Settlor was born in the UK with a UK domicile of origin (formerly domiciled resident settlors)

  • If the settlor returns to the UK, and once the grace period has expired, trustees will potentially have IHT charges and filing obligations at each ten year anniversary of the creation of the trust, and at any time that property exits the trust.
  • From the date the settlor becomes UK resident, he will be taxable on income and gains arising within the trust if he retains an interest in the trust. Trustees will need to keep records of such income and gains to provide to the settlor for inclusion on his UK tax returns.
  • Where the trust is settlor interested, the assets of the trust will be deemed to fall into the settlor’s estate on death under the Gift with Reservation of Benefit provisions. Trustees will need to provide asset valuations to the deceased’s Personal Representatives.

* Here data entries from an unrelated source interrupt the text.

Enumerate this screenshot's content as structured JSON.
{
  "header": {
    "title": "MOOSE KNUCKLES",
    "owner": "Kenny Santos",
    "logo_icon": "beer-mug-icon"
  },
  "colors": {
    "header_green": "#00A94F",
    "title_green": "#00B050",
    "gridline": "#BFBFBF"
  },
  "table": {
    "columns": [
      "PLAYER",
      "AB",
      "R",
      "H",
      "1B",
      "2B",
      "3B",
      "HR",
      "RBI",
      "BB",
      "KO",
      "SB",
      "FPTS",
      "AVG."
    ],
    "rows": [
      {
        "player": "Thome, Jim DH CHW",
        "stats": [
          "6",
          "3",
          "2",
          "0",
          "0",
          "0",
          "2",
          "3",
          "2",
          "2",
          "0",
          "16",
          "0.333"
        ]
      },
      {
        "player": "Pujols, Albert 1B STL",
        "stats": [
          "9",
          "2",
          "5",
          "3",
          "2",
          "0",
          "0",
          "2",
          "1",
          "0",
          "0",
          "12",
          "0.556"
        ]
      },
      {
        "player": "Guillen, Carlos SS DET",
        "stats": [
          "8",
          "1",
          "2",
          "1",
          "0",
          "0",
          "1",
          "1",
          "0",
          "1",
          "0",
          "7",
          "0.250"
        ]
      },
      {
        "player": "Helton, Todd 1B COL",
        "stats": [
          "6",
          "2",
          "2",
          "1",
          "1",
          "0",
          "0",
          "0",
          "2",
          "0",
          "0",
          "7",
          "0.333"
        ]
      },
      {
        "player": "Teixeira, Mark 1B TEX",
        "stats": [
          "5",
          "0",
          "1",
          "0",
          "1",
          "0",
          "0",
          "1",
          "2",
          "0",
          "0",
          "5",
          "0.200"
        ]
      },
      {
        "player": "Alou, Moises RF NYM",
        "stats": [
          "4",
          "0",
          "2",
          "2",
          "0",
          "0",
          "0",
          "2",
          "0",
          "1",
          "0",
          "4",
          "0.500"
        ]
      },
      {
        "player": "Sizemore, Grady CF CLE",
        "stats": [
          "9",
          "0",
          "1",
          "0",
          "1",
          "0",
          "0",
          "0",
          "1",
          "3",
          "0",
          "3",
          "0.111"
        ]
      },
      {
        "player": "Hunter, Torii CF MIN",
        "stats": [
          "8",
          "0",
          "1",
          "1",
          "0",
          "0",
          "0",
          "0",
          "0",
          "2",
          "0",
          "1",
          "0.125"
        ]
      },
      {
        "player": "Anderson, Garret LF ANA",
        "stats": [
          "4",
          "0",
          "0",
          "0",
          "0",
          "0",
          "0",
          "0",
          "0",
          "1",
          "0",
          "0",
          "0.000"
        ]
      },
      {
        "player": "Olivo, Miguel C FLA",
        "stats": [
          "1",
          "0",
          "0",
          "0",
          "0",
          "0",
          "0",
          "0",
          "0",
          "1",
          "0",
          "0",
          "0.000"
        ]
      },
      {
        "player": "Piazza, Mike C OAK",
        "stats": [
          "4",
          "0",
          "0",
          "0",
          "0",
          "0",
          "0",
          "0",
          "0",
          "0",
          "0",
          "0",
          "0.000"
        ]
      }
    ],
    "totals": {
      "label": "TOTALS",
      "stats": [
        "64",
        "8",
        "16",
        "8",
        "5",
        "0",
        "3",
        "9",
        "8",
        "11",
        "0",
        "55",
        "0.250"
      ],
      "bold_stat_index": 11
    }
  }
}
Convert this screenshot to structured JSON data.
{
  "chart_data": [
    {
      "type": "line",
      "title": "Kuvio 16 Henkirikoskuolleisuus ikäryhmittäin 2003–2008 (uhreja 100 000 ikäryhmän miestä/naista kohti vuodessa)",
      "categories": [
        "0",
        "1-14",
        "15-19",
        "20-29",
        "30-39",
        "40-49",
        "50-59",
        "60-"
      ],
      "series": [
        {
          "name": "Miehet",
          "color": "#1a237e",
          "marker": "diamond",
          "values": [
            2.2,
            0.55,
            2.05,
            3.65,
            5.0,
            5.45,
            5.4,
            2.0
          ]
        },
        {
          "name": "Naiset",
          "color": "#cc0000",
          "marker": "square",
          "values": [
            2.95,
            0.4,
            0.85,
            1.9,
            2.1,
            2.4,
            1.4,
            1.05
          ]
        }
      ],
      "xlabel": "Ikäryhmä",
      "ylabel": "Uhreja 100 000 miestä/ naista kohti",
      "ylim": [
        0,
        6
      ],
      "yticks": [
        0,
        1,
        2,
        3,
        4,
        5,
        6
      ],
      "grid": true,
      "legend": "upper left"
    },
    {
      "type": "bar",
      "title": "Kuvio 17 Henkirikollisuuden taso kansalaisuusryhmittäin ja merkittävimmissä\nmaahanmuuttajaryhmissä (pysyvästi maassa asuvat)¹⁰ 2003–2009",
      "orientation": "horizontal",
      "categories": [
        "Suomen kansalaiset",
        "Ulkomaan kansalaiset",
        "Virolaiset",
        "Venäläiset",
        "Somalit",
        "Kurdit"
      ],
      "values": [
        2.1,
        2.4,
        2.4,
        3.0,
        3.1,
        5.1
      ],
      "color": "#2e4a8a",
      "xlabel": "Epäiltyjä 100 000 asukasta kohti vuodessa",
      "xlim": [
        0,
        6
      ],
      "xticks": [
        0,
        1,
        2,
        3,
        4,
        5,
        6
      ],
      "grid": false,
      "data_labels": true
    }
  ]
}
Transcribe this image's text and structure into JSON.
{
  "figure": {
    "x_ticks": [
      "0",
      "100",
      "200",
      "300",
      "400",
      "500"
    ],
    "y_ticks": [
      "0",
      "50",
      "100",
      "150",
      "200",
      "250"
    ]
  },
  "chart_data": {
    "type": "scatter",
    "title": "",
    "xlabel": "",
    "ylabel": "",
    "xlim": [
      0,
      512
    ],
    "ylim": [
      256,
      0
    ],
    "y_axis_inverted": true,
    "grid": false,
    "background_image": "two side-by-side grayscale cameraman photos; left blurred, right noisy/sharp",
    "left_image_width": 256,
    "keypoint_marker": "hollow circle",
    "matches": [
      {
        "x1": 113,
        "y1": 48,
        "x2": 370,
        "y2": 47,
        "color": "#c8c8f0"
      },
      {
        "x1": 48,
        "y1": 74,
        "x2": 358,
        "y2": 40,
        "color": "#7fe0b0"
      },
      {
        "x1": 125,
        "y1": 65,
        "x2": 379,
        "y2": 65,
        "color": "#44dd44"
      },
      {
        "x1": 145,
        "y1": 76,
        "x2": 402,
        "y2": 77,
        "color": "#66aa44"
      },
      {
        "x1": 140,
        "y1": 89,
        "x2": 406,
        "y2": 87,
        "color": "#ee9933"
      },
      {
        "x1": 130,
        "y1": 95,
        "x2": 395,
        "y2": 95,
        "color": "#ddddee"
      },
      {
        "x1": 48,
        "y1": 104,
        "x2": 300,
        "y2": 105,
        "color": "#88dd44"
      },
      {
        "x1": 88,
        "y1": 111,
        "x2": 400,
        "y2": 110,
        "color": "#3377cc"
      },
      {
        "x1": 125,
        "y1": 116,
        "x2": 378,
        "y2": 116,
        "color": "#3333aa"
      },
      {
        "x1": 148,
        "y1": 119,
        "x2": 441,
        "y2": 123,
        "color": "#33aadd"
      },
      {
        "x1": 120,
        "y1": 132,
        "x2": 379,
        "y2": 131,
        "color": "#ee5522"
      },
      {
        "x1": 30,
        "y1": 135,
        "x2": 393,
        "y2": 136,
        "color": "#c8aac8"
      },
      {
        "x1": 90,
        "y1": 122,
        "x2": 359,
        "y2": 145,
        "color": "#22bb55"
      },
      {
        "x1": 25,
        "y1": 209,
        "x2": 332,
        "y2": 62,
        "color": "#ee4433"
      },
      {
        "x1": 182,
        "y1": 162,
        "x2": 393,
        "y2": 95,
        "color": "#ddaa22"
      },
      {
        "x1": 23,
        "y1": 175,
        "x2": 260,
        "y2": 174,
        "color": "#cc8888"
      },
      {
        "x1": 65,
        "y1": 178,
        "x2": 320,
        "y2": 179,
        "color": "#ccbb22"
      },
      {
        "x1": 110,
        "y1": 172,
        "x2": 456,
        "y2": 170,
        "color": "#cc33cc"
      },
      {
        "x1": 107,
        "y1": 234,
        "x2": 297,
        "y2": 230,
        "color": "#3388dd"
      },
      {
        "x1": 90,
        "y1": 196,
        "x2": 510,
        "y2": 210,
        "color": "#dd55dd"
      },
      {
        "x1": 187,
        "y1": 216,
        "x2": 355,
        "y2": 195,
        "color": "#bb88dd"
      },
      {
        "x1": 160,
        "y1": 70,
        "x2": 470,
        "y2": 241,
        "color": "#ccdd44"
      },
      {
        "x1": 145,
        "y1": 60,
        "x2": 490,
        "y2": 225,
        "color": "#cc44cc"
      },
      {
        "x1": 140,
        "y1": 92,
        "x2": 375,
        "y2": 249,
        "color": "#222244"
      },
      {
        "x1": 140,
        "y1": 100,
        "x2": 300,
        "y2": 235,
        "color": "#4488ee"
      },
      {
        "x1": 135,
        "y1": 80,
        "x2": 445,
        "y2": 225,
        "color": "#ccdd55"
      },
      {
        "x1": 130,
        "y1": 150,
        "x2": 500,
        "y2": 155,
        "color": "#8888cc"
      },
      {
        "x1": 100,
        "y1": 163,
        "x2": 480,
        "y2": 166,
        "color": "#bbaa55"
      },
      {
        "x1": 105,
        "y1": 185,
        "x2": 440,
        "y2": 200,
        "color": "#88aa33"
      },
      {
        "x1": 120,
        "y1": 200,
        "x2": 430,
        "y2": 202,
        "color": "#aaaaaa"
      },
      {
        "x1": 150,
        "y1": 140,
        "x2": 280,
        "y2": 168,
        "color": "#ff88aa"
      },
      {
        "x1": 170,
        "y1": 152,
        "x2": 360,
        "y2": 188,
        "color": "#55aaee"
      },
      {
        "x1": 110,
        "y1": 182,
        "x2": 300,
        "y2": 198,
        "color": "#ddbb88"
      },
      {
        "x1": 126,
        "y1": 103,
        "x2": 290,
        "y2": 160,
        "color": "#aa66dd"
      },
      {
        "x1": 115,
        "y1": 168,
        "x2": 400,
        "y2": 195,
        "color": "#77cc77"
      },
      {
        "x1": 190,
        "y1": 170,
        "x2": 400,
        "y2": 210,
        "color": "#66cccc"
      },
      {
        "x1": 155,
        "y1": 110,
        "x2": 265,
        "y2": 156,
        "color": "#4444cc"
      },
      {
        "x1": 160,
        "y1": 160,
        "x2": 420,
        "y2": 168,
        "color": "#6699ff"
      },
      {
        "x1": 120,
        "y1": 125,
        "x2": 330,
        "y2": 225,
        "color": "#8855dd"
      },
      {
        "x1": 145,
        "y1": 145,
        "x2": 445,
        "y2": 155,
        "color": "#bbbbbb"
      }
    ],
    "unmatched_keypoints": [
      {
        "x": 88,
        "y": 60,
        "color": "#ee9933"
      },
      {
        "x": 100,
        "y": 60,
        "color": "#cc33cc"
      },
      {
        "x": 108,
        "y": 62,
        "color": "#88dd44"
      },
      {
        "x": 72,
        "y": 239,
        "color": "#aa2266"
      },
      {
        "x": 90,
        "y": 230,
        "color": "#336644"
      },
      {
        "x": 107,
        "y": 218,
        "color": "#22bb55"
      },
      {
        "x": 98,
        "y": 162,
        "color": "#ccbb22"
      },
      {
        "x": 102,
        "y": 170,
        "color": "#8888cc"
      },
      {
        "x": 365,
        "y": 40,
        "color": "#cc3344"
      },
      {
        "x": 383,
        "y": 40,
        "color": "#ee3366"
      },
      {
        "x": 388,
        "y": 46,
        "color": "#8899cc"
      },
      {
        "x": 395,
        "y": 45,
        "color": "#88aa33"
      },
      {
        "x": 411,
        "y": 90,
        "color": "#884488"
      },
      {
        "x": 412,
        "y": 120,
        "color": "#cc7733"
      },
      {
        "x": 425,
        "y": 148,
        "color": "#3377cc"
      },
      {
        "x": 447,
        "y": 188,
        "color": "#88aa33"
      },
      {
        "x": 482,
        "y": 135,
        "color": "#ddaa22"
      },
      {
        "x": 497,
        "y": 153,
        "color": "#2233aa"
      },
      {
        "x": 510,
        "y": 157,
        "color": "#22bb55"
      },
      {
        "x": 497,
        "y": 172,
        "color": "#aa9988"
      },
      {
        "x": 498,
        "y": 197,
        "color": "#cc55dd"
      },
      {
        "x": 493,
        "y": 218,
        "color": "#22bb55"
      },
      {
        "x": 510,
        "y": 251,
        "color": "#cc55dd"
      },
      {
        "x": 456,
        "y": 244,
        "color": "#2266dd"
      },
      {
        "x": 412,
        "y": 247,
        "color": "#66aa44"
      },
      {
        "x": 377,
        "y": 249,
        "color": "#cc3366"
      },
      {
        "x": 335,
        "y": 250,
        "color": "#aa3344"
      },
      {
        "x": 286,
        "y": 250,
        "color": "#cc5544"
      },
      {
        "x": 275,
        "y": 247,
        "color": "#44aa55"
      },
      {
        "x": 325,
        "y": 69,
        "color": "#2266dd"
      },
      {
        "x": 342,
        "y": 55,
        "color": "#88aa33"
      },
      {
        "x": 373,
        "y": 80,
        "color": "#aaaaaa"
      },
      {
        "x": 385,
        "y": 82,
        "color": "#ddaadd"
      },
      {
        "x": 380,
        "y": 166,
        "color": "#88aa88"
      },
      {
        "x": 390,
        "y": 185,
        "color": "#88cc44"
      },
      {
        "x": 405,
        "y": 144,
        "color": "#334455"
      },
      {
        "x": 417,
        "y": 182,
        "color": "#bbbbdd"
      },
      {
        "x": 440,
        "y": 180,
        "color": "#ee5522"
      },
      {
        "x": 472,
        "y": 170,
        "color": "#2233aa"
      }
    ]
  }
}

UK Residential Property held in Trust

  • The shares of an offshore company holding UK residential property will become relevant property for IHT purposes and subject to UK IHT charges. Trustees may be liable for IHT on the occasion of each ten year anniversary, and when property exits the trust. Trustees will need to ensure they meet their compliance and filing obligations.


It is essential that trustees familiarise themselves with the new rules, to understand where the potential pitfalls lie and so that they can take appropriate action or professional advice where necessary.

Trustees will need to ensure procedures are in place to keep track of the residence and domicile status of settlors and beneficiaries, and understand the effect that any changes to the settlor’s residence or domicile status may have on their own UK tax and reporting obligations.

In particular, it will be important for trustees to identify settlors born in the UK with a UK domicile of origin, and any new IHT liabilities and reporting obligations that may arise from 6 April 2017 where UK residential property is held through an offshore company or other similar vehicle.

All existing trusts settled by individuals who will become deemed domicile at 6 April 2017 (whether under the 15 out of 20 year rule, or by virtue of being born in the UK with a UK domiciled of origin) should be reviewed and professional advice sought where relevant.